Longitudinal whole-population study at the small-area level.

SETTING

England from 2001/2 to 2011/12.

PARTICIPANTS

A total of 32,482 small-area neighbourhoods (lower-layer super output areas) of approximately 1500 people.

MAIN OUTCOME MEASURES

Slope index of inequality gaps between the most and least deprived neighbourhoods in England, adjusted for need or risk, for (1) patients per family doctor, (2) primary care quality, (3) inpatient hospital waiting time, (4) emergency hospitalisation for chronic ambulatory care-sensitive conditions, (5) repeat emergency hospitalisation in the same year, (6) dying in hospital, (7) mortality amenable to health care and (8) overall mortality.

DATA SOURCES

Practice-level workforce data from the general practice census (indicator 1), practice-level Quality and Outcomes Framework data (indicator 2), inpatient hospital data from Hospital Episode Statistics (indicators 3–6) and mortality data from the Office for National Statistics (indicators 6–8).

RESULTS

Between 2004/5 and 2011/12, more deprived neighbourhoods gained larger absolute improvements on all indicators except waiting time, repeat hospitalisation and dying in hospital.
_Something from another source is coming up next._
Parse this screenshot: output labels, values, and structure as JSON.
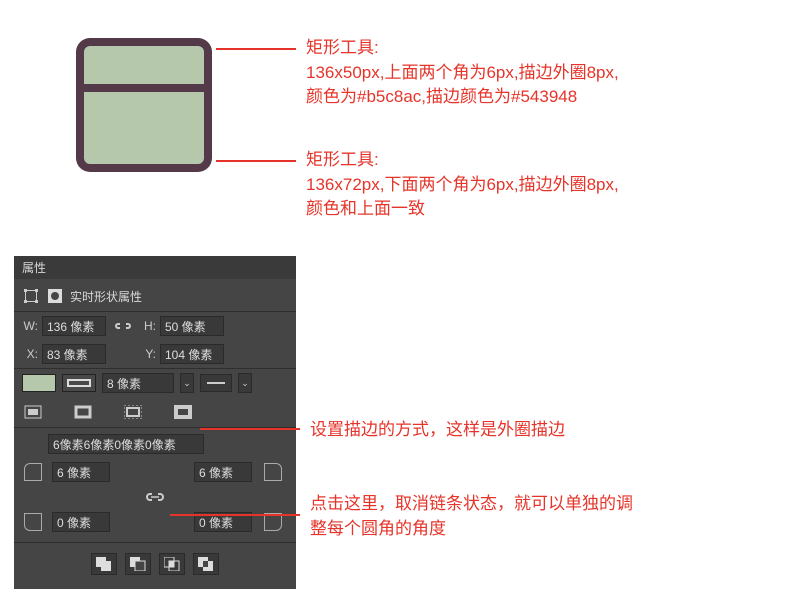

In 2011/12, there was little measurable inequality in primary care supply and quality, but inequality was associated with 171,119 preventable hospitalisations and 41,123 deaths amenable to health care. In 2011/12, > 20% of Clinical Commissioning Groups performed statistically significantly better or worse than the England equity benchmark.

LIMITATIONS

General practitioner supply is a limited measure of primary care access, need in deprived neighbourhoods may be underestimated because of a lack of data on multimorbidity, and the quality and outcomes indicators capture only one aspect of primary care quality. Health-care outcomes are adjusted for age and sex but not for other risk factors that contribute to unequal health-care outcomes and may be outside the control of the NHS, so they overestimate the extent of inequality for which the NHS can reasonably be held responsible.

CONCLUSIONS

NHS actions can have a measurable impact on socioeconomic inequality in both health-care access and outcomes. Reducing inequality in health-care outcomes is more challenging than reducing inequality of access to health care. Local health-care equity monitoring against a national benchmark can be performed using any administrative geography comprising ≥ 100,000 people.

FUTURE WORK

Exploration of quality improvement lessons from local areas performing well and badly on health-care equity, improved methods including better measures of need and risk and measures of health-care inequality over the life-course, and monitoring of other dimensions of equity. These indicators can also be used to evaluate the health-care equity impacts of interventions and make international health-care equity comparisons.

FUNDING

The National Institute for Health Research Health Services and Delivery Research programme.